Linkiesta, 23 Dicembre 2024

Spetterà agli storici dire con precisione quando è iniziata la Terza Guerra Mondiale. Nel 2014, quando la Russia ha annesso la Crimea? Nel 2008, quando la Russia ha segretamente annesso l’Ossezia del Sud? Nel 2020, quando Pechino ha adottato la Legge sulla sicurezza nazionale, abolendo di fatto l’autonomia di Hong Kong? O ancora prima, prima della fine dell’URSS, con le operazioni orchestrate o infiltrate dal KGB in Nagorno-Karabakh (1988-1994), Transnistria (1990-1992) e Abkhazia (1992-1993)?

Spetterà inoltre a loro capire se la caduta di Gorbaciov e la fine dell’URSS abbiano rappresentato una soluzione di continuità o se, al contrario, la “parentesi Eltsin” debba essere considerata, alla stregua dell’uso dei movimenti separatisti, come parte di una più ampia strategia revanscista e imperialista delle strutture e dei circoli di potere russo.
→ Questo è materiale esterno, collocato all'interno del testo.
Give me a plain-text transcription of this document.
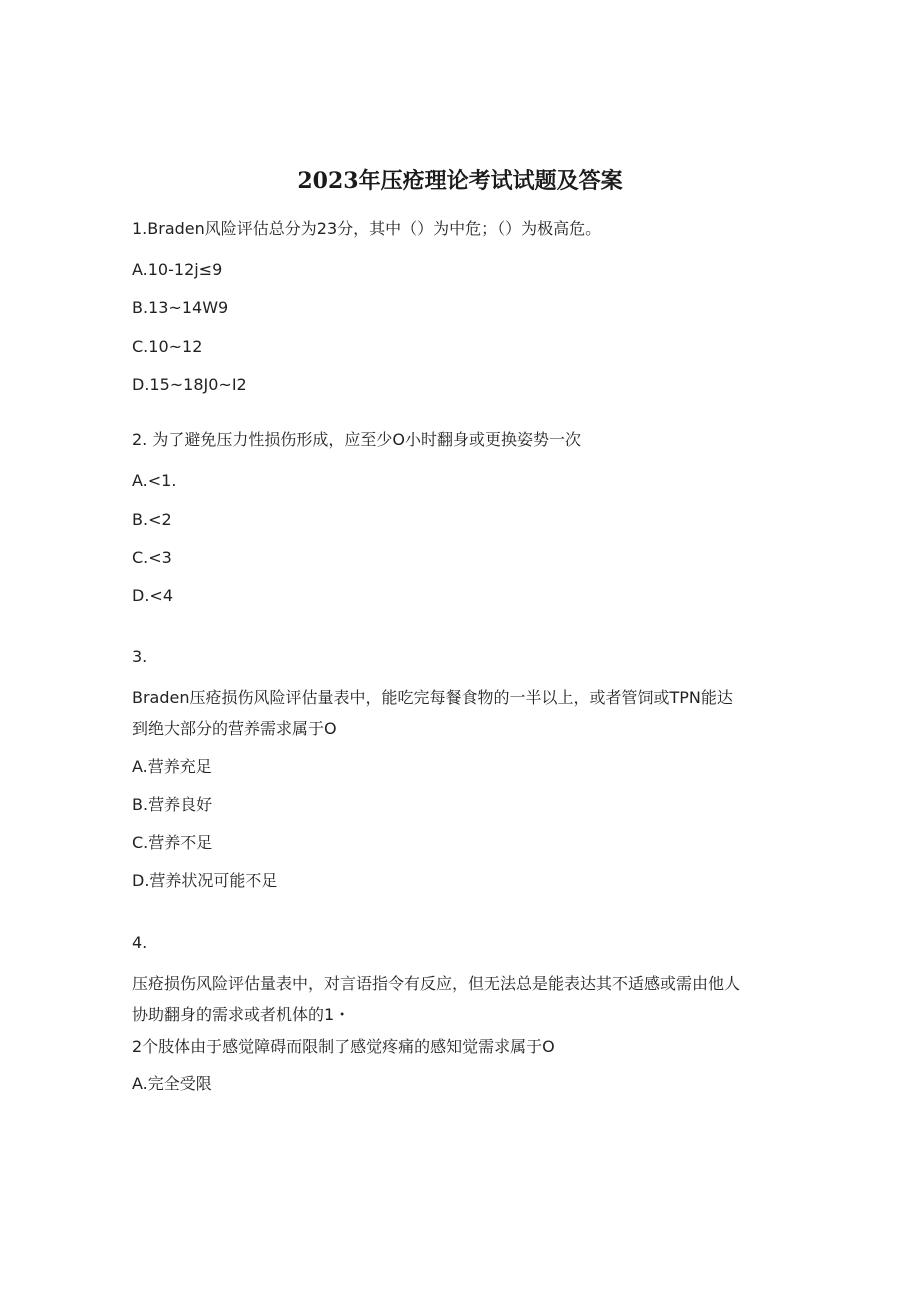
2023年压疮理论考试试题及答案
1.Braden风险评估总分为23分，其中（）为中危；（）为极高危。
A.10-12j≤9
B.13~14W9
C.10~12
D.15~18J0~I2
2. 为了避免压力性损伤形成，应至少O小时翻身或更换姿势一次
A.<1.
B.<2
C.<3
D.<4
3.
Braden压疮损伤风险评估量表中，能吃完每餐食物的一半以上，或者管饲或TPN能达
到绝大部分的营养需求属于O
A.营养充足
B.营养良好
C.营养不足
D.营养状况可能不足
4.
压疮损伤风险评估量表中，对言语指令有反应，但无法总是能表达其不适感或需由他人
协助翻身的需求或者机体的1・
2个肢体由于感觉障碍而限制了感觉疼痛的感知觉需求属于O
A.完全受限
Da questo punto di vista, il pivot asiatico sarà ricordato come il segno più tangibile della debolezza della Presidenza Obama in termini di sicurezza e relazioni internazionali. Non che non abbia riconosciuto la realtà dell’ascesa della Repubblica Popolare Cinese e la minaccia che essa rappresentava per la sicurezza globale. Ma, come ha detto Andrew A. Michta, l’emergere di una nuova minaccia principale non implica la scomparsa di altre minacce. Definire la Russia come una potenza regionale, come ha fatto Barack Obama, non solo è stato diplomaticamente poco accorto, ma è stato anche il segno della sottovalutazione della persistenza della minaccia russa.

Con la Corea del Nord ora direttamente coinvolta nel conflitto in Ucraina e l’aiuto economico, tecnologico e militare della Cina alla Russia che prosegue, anche se con discrezione, è urgente considerare la guerra in Ucraina alla luce della principale minaccia alla sicurezza globale rappresentata dalla Cina. Questa è una condizione necessaria, seppur non sufficiente, per comprendere la strategia di Washington nei confronti dell’Ucraina, le sue ragioni di fondo, i suoi punti di forza e di debolezza.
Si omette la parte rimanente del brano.